Author Ayn Gailey, in her first foray into rom-com, has released “Hungry Love” under the pen name Tomiko Diaz, with her daughter Gray serving as editor. The novel is the duo’s first installment in what they hope will be a three-part series set on Orcas, featuring island businesses and characters based on local residents.
In 2014, Ayn finished her first work of fiction, a novel that Michael Carlisle, who represents Nobel prize-winning writers, appreciated. He introduced her to a younger agent at his firm. That agent thought her book was spanning two genres — chick lit and literary fiction — and she had to choose which to pursue. She was also told, “chick-lit and romance are dead.” Ayn put the project on hold to make a living editing other people’s work.
“Then I started reading romance. It had a huge resurgence in the last decade, fueled by COVID and better writing in the genre,” she explained. “Jennifer Crusie was my gateway drug into romance. And then I couldn’t stop!”
Ayn, whose writing has appeared in Cosmopolitan, Elle, Latina and Kinfolk, and whose memoir “Pornology” was adapted into the film “A Nice Girl Like You,” felt inspired to revisit her previous novel and write both versions. The literary version won a residency at Hedgebrook and is a few months away from completion. The romance was rewritten with her daughter’s keen editing eye and Gen Z perspective. The result is a “slow-burn, forced-proximity, enemies-to-lovers romance” published by St. Ōde Press, the publishing house Ayn operates with Sara Farish.
“Gray is a publishing minor at Emerson and has a history of writing locally from a very young age, but she prefers editing,” Ayn said. “Gray was also new to romance, but she and her friends have been increasingly consuming it over the last few years.”
Darvill’s Bookstore will host a book launch on Thursday, July 9, after hours, with plenty of time to discuss indie publishing, the novel’s sizzling sex scenes and plot twists.
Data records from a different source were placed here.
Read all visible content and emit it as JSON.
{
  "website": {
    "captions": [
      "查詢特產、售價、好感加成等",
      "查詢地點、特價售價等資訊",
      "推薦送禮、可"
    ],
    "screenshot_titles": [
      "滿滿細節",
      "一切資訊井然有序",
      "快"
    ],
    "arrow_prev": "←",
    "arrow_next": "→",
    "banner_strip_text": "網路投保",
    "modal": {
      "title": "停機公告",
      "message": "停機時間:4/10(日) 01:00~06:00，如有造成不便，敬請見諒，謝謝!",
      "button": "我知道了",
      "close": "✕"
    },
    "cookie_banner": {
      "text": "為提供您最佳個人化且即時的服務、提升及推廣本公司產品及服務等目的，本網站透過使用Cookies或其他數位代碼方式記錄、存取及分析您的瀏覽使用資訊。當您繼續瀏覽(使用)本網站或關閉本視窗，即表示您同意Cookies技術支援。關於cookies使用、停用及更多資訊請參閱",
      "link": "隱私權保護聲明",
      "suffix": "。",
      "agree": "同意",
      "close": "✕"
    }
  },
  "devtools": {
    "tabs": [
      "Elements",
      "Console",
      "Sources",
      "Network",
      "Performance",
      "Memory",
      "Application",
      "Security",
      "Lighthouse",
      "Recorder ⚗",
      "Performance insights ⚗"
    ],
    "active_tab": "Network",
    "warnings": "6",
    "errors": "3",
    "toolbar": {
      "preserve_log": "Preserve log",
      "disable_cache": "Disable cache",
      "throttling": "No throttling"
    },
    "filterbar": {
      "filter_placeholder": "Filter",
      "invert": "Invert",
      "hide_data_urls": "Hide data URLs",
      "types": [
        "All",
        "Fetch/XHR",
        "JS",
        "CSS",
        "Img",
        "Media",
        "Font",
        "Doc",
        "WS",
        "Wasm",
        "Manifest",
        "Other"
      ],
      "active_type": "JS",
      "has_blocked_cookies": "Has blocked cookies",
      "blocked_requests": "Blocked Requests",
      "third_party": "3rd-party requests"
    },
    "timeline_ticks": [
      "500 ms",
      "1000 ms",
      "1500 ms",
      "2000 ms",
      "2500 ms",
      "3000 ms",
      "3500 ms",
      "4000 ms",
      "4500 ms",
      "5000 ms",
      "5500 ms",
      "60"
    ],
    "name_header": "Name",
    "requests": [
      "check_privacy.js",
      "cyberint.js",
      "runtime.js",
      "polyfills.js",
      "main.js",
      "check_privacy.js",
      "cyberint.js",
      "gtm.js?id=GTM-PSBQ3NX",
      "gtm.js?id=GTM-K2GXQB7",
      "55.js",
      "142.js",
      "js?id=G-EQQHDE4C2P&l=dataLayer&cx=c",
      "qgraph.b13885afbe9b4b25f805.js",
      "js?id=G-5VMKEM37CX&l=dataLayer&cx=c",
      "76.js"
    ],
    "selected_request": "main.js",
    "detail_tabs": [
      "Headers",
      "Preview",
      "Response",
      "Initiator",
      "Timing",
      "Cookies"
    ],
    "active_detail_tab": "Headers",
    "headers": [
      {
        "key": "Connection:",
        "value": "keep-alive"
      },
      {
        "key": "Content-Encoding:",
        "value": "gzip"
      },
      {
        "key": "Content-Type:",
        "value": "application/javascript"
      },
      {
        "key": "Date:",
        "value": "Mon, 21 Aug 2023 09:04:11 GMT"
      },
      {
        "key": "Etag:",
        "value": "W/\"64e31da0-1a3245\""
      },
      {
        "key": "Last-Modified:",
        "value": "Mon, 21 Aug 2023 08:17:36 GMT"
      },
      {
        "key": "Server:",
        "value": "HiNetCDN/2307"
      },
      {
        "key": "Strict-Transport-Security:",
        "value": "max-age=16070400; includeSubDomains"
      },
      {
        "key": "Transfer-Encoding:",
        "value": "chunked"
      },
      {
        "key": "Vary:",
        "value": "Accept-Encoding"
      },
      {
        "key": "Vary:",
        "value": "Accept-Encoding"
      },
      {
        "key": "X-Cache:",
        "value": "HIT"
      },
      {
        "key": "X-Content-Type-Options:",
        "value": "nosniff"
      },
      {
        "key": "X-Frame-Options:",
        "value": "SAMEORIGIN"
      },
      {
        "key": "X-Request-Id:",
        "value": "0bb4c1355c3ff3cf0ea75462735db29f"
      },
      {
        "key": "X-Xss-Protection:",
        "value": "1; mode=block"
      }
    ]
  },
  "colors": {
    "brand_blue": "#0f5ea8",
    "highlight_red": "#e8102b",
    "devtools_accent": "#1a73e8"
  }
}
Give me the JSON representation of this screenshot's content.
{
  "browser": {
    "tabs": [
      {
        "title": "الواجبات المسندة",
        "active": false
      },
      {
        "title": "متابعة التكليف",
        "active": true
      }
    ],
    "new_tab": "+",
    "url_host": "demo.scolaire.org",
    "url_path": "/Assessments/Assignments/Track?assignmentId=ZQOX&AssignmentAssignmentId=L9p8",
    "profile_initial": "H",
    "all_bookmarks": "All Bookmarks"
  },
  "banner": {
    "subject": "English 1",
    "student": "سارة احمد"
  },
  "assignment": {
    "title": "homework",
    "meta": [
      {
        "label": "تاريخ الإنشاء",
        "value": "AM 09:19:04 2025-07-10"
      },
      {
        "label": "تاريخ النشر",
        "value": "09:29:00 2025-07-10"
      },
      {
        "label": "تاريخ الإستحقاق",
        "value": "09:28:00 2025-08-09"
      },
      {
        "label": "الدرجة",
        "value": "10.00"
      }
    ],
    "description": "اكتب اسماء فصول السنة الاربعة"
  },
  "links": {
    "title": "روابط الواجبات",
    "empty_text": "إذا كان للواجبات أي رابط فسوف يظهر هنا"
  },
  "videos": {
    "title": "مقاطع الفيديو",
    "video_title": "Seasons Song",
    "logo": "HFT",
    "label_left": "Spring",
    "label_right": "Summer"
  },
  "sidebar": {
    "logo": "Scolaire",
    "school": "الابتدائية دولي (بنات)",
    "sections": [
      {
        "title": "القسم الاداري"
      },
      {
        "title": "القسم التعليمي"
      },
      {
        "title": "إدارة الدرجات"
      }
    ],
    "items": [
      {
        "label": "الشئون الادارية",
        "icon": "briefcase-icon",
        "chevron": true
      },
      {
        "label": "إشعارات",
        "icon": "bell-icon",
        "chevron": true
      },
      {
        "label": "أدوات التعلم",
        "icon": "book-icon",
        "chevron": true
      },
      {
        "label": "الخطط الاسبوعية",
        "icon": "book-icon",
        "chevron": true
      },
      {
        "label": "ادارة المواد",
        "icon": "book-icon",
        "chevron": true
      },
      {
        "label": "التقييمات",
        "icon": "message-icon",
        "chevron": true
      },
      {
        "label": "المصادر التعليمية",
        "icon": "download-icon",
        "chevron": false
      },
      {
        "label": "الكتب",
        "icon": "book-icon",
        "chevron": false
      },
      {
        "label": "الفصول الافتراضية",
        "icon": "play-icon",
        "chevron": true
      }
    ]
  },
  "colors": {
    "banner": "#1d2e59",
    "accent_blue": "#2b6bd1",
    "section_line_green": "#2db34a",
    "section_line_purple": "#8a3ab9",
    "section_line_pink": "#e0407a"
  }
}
“Hungry Love” centers on Ava Diaz, a rising food editor, devoted girlfriend and survivor of a childhood that taught her love comes with fine print. But when a dinner she’s sure will end in a proposal takes an unexpected turn, Ava’s carefully curated life collapses in a single course. The last person Ava expects to offer her a lifeline is Gavin Jones, her ex’s older brother — a man who has always treated her like a problem he can’t quite solve. So when he offers her a summer job as his private chef on a remote Pacific Northwest island, she surprises herself by saying yes.
It turns out Ava has a gift: creating meals that help people mend broken hearts. Unfortunately, proximity has a way of complicating things. And the more time Ava spends with Gavin, the harder it becomes to ignore the chemistry between them. Meanwhile, her best friend’s exploration of asexuality challenges everything Ava thought she understood about desire and devotion.
“I don’t know if I would have written this if I’d stayed in Los Angeles,” Ayn said. “Not only did our community inspire the characters, but I had a writing group of locals who helped me through the journey. All of the beta readers were Orcas Islanders. I feel like it’s a love letter to our community.”
The entire series will take place on the island, and Ayn is committed to representing people of color and LGBTQ+ characters in her work. “Hungry Love” is available for purchase at Darvill’s and online retailers.
“I think it’s really nice to see a different perspective in romance. Some people are comparing the work to that of Emily Henry’s if she’d grown up in a multicultural family and had queer friends,” Ayn said. “My favorite thing about romance is that when you read it, you get to experience the feeling of falling in love again. I hope I’ve captured that.”